24hrs stuck in Holland Bamboo
Stranded motorists survive on coconuts after Hurricane Melissa cuts off route
Jamaica Gleaner/31 Oct 2025/Kimone.francis@gleanerjm.com
DOZENS OF motorists and emergency responders were stranded for more than 24 hours along the Holland Bamboo main road in St Elizabeth since Wednesday, surviving on fallen coconuts after Hurricane Melissa devastated the popular stretch, cutting off ac- cess to the west.
A two-mile backup of traffic, including several ambulances, an army escort vehicle, and heavyduty trucks, stretched toward Middle Quarters as volunteers armed with chainsaws and machetes struggled to clear the towering bamboo debris scattered across the roadway on Thursday.
“We’ve just been having coconut water and coconut. That’s all. One and two people may volunteer and give you a water, or if they can find a snack, but otherwise, you’re practically on your own,” Natalia Taylor told The Gleaner on Thursday.
“This is Holland Bamboo. There’s no shop, no restaurant, nobody naah drive ‘round and feed you. So we drink coconut water till we tired and confused,” she added.
Taylor, who had been travelling home to Middle Quarters from her workplace in Junction after the passage of the Category Five storm, said the experience was mentally and physically draining.
She admitted that she was terrified for her family’s safety, unsure whether her home had survived the hurricane. With cellphone service down across much of St Elizabeth, she had no way to contact them.

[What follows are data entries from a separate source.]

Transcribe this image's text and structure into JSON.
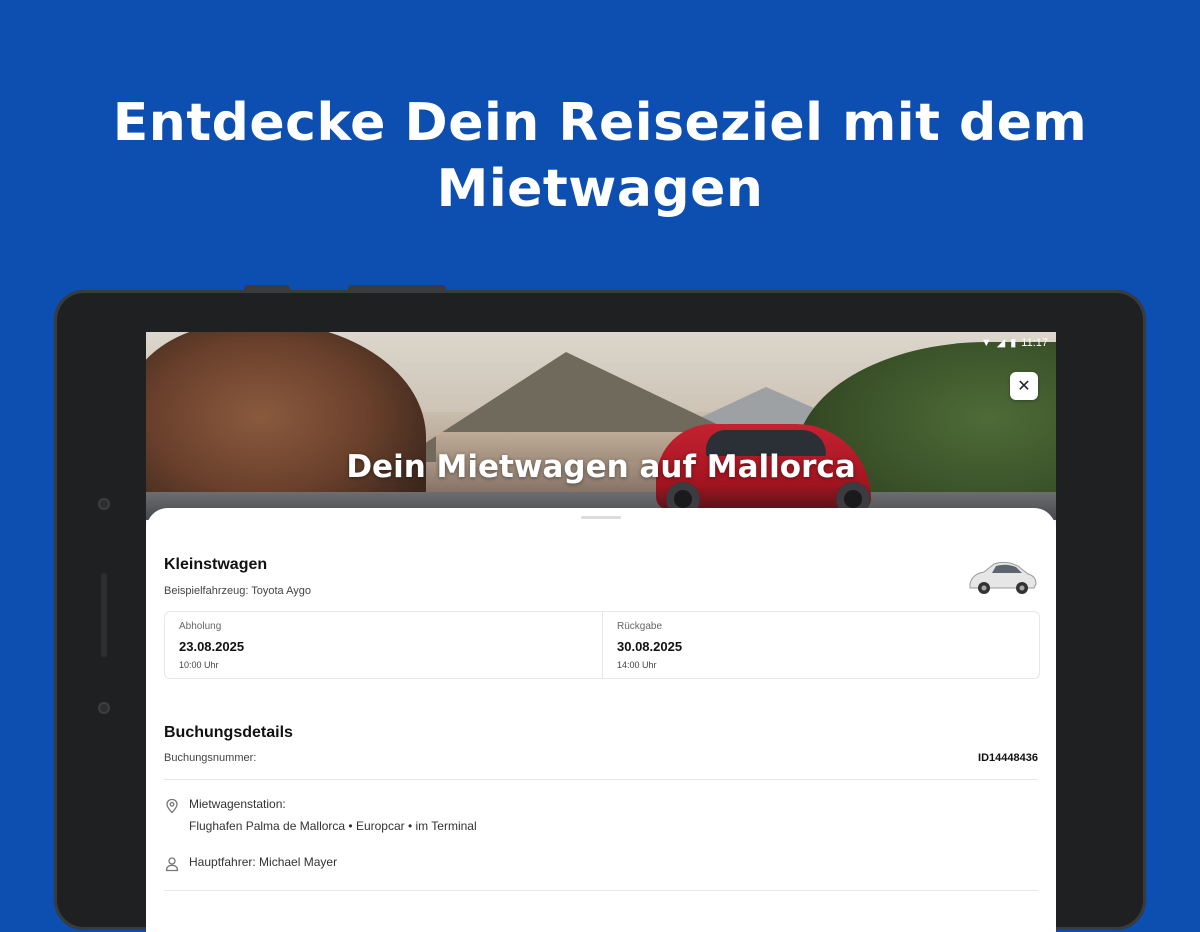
{
  "headline": {
    "line1": "Entdecke Dein Reiseziel mit dem",
    "line2": "Mietwagen"
  },
  "status_bar": {
    "time": "11:17"
  },
  "hero": {
    "title": "Dein Mietwagen auf Mallorca",
    "close_icon": "close-icon"
  },
  "vehicle": {
    "category": "Kleinstwagen",
    "example": "Beispielfahrzeug: Toyota Aygo"
  },
  "pickup": {
    "label": "Abholung",
    "date": "23.08.2025",
    "time": "10:00 Uhr"
  },
  "return": {
    "label": "Rückgabe",
    "date": "30.08.2025",
    "time": "14:00 Uhr"
  },
  "booking": {
    "title": "Buchungsdetails",
    "number_label": "Buchungsnummer:",
    "number": "ID14448436",
    "station_label": "Mietwagenstation:",
    "station": "Flughafen Palma de Mallorca • Europcar • im Terminal",
    "driver": "Hauptfahrer: Michael Mayer"
  },
  "colors": {
    "background": "#0d4fb0",
    "sheet": "#ffffff"
  }
}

Bewildered and so close to
home, she said she could not turn back.
“We nuh have no signal. Can’t send out text, no Whatsapp. Nothing. Stuck in the Bamboo. It makes no sense I turn back because I’m almost at Middle Quarters,” she said.
“I am a mess in my head. It’s shuffled like how you see Holland Bamboo now. My thoughts, everything, jumbled. I don’t know if my house is safe. I don’t know if my kids are okay. I’m confused and worried. Me want to go home,” the woman said.

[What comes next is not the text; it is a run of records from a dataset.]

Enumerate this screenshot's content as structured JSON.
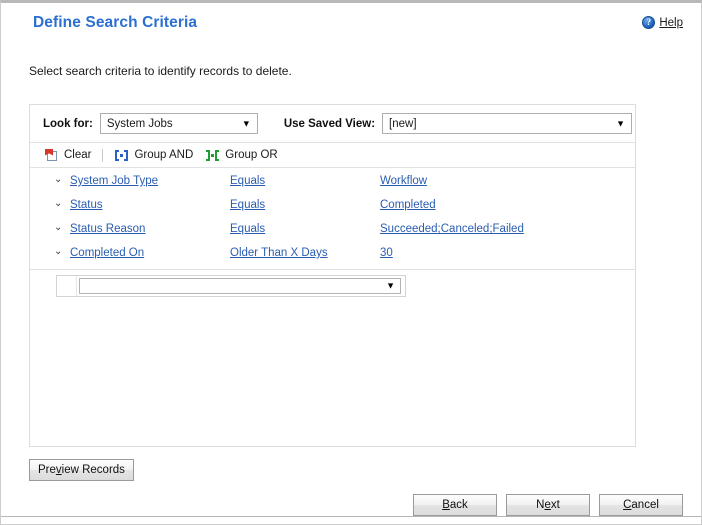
{
  "header": {
    "title": "Define Search Criteria",
    "help_label": "Help",
    "help_icon": "question-circle-icon"
  },
  "subtitle": "Select search criteria to identify records to delete.",
  "lookfor": {
    "label": "Look for:",
    "value": "System Jobs",
    "arrow": "▼"
  },
  "saved_view": {
    "label": "Use Saved View:",
    "value": "[new]",
    "arrow": "▼"
  },
  "toolbar": {
    "clear_label": "Clear",
    "group_and_label": "Group AND",
    "group_or_label": "Group OR",
    "clear_icon": "clear-filter-icon",
    "group_and_icon": "group-and-brackets-icon",
    "group_or_icon": "group-or-brackets-icon"
  },
  "criteria_rows": [
    {
      "chevron": "⌄",
      "field": "System Job Type",
      "operator": "Equals",
      "value": "Workflow"
    },
    {
      "chevron": "⌄",
      "field": "Status",
      "operator": "Equals",
      "value": "Completed"
    },
    {
      "chevron": "⌄",
      "field": "Status Reason",
      "operator": "Equals",
      "value": "Succeeded;Canceled;Failed"
    },
    {
      "chevron": "⌄",
      "field": "Completed On",
      "operator": "Older Than X Days",
      "value": "30"
    }
  ],
  "new_row": {
    "value": "",
    "placeholder": "",
    "arrow": "▼"
  },
  "buttons": {
    "preview_pre": "Pre",
    "preview_acc": "v",
    "preview_post": "iew Records",
    "back_acc": "B",
    "back_post": "ack",
    "next_pre": "N",
    "next_acc": "e",
    "next_post": "xt",
    "cancel_acc": "C",
    "cancel_post": "ancel"
  },
  "colors": {
    "title_blue": "#2a6fd1",
    "link_blue": "#2a5db0",
    "group_and": "#2b5fc4",
    "group_or": "#1f9e32",
    "clear_red": "#d8362a"
  }
}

Taylor sat with three men under a concrete shed, their vehicles parked nearby with engines off. Around them, the ground was littered with coconut shells, food wrappers, and splintered bamboo, the smell of which punctuated the air.

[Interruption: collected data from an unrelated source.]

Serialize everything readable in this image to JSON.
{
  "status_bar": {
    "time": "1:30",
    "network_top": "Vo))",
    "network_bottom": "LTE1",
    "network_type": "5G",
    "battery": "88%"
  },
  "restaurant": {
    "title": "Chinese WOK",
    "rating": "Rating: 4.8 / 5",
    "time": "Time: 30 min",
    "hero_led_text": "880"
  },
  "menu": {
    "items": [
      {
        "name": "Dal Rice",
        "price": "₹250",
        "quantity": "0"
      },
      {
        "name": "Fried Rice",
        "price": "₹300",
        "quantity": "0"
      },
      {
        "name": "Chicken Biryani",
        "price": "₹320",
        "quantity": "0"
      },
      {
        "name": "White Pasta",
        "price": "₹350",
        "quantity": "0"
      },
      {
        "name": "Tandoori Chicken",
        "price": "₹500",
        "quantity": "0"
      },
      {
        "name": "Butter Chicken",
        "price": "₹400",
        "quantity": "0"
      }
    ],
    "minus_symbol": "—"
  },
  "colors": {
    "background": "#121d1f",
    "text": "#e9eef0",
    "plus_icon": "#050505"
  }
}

One of the men, a visitor from Canada, had been on his way from Kingston to check on his brother’s family in Westmoreland. He said he joined volunteers clearing the road as far back as Santa Cruz and Lacovia, where downed power lines, fallen trees, and waisthigh mud made travel nearly impossible.
“My brother asked me to check on them. He’s very worried about them, and he is not hearing from them. So he asked me to check on them, so I have to get to Westmoreland. I’m not leaving here until I get to them,” he explained, requesting anonymity because he had overstayed his time abroad.
“This is a shock – a terrible shock to see all of this. The ambulances are supposed to go to Black River and carry back people to Mandeville [Regional] Hospital, but they have been stuck there from yesterday. We all have been,” he said.